A minimal fee would be assessed for services such as testing, labs, breathing treatments and immunizations.

 For most students, having a health center on campus is comforting.

“I think it’s a pretty good idea to be able to have a health center that’s close for all the students to go for and usually cheaper,” Travis Domamski, freshman business management major said.

 Others feel it’s unnecessary.

“[I’m] not a fan. Went there multiple times for serious stomach pains and they tried to diagnose me. Which everything they said wasn’t what I had, it was way more serious. They never referred me to a hospital and I had to end up going on my own,” Michaela Sieler, senior education major said.

There is a referral program established between Freeman Urgent Care and Emergency Room with Southern for instances like Sieler’s.

The program allows the center to refer a student if the problem is beyond their capability and defers the cost of the visit at that time to the health center.

The student is then reliable for any services that would extend beyond that initial visit, such as tests, x-rays, et cetera.

“I like it because I don’t have health insurance, so whenever I can’t really pay for it I just go here and they can refer me, which they pay for the emergency room or urgent care,” Jami Cole, junior elementary education major said.

“I just had surgery [due] to my appendix and they referred me to the ER three times and the hospital misdiagnosed me three times.

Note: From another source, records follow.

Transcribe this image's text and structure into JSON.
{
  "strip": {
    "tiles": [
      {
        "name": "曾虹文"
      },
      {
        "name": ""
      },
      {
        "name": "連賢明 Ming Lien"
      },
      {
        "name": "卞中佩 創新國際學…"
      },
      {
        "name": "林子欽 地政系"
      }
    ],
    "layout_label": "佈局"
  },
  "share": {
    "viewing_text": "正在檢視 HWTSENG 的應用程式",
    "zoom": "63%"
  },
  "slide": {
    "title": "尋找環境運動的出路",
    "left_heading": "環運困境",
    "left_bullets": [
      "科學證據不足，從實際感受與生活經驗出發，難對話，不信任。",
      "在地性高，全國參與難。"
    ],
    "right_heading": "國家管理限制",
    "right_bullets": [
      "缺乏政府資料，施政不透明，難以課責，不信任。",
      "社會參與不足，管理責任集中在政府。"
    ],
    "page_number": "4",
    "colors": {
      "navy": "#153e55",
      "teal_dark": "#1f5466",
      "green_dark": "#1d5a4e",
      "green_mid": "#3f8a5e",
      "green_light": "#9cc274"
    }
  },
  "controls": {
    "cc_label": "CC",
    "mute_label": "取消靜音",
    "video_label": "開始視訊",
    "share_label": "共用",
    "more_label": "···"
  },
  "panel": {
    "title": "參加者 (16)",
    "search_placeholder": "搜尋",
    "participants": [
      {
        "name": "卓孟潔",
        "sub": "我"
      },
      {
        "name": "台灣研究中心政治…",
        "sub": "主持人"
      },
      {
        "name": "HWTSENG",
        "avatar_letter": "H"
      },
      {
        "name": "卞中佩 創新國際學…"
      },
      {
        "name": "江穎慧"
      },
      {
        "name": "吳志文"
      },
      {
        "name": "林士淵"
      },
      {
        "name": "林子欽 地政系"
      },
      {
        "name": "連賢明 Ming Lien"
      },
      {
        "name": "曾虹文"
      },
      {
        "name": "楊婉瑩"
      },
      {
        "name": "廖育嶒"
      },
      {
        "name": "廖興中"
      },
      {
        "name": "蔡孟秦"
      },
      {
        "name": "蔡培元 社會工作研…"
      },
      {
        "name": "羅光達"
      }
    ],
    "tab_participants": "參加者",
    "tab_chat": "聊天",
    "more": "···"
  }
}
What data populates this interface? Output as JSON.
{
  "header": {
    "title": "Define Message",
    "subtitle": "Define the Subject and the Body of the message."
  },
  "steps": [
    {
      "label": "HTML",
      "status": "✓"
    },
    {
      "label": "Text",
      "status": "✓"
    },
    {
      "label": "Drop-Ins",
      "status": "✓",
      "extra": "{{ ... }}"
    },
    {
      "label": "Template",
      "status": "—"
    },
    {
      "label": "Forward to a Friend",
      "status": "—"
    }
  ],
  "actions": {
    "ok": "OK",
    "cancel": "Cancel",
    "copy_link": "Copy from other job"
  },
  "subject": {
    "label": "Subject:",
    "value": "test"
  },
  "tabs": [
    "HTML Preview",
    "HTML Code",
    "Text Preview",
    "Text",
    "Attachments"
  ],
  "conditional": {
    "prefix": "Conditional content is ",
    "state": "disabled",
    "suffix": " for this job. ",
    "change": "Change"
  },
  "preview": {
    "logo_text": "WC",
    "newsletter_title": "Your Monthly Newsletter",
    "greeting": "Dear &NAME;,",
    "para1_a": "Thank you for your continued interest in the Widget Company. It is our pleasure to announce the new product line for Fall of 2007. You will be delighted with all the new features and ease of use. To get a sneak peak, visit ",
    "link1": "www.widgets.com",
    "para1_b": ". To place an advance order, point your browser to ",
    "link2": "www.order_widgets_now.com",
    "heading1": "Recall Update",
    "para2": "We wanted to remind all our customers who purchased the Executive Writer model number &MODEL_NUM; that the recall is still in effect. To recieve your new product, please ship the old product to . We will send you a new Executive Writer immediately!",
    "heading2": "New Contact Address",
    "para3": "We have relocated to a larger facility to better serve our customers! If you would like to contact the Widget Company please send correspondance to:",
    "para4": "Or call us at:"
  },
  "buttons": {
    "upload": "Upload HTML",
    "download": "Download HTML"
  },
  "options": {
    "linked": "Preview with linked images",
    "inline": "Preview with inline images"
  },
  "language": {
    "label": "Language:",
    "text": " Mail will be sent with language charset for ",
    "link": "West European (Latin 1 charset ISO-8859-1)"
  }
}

So I’ve really taken advantage of them referring me,” Cole said.

At this time, third party insurance providers are not accepted, however discussions on changing that policy are in the works.

With Julie Stamps, the health center director, being the only nurse practitioner available, it’s the nursing program that runs to the rescue. Two nursing students share a part-time position with a work-study student holding a 20-hour per week position.

“Whether here or in my private practice I always liked to have students involved. If we don’t help them learn how to be good nurses, who’s going to teach them how to do that?” Stamps said. Other nursing students are scheduled for various dates or specific events as well.

 “[They’re] getting practical experience helping out in our student health center and getting paid for it,” Pamela Hosp, office manager said.

The clinic is available for any students in need of medical attention or information.

 Medical history does need to be on file for students using the facility and can find the paperwork needed at the health center.

Flu shots are now available by appointment or during the clinic on September 24 and 25 from 8:30 to 11:30 a.m. and 1:30 to 3:30 p.m. for $15 for faculty and staff.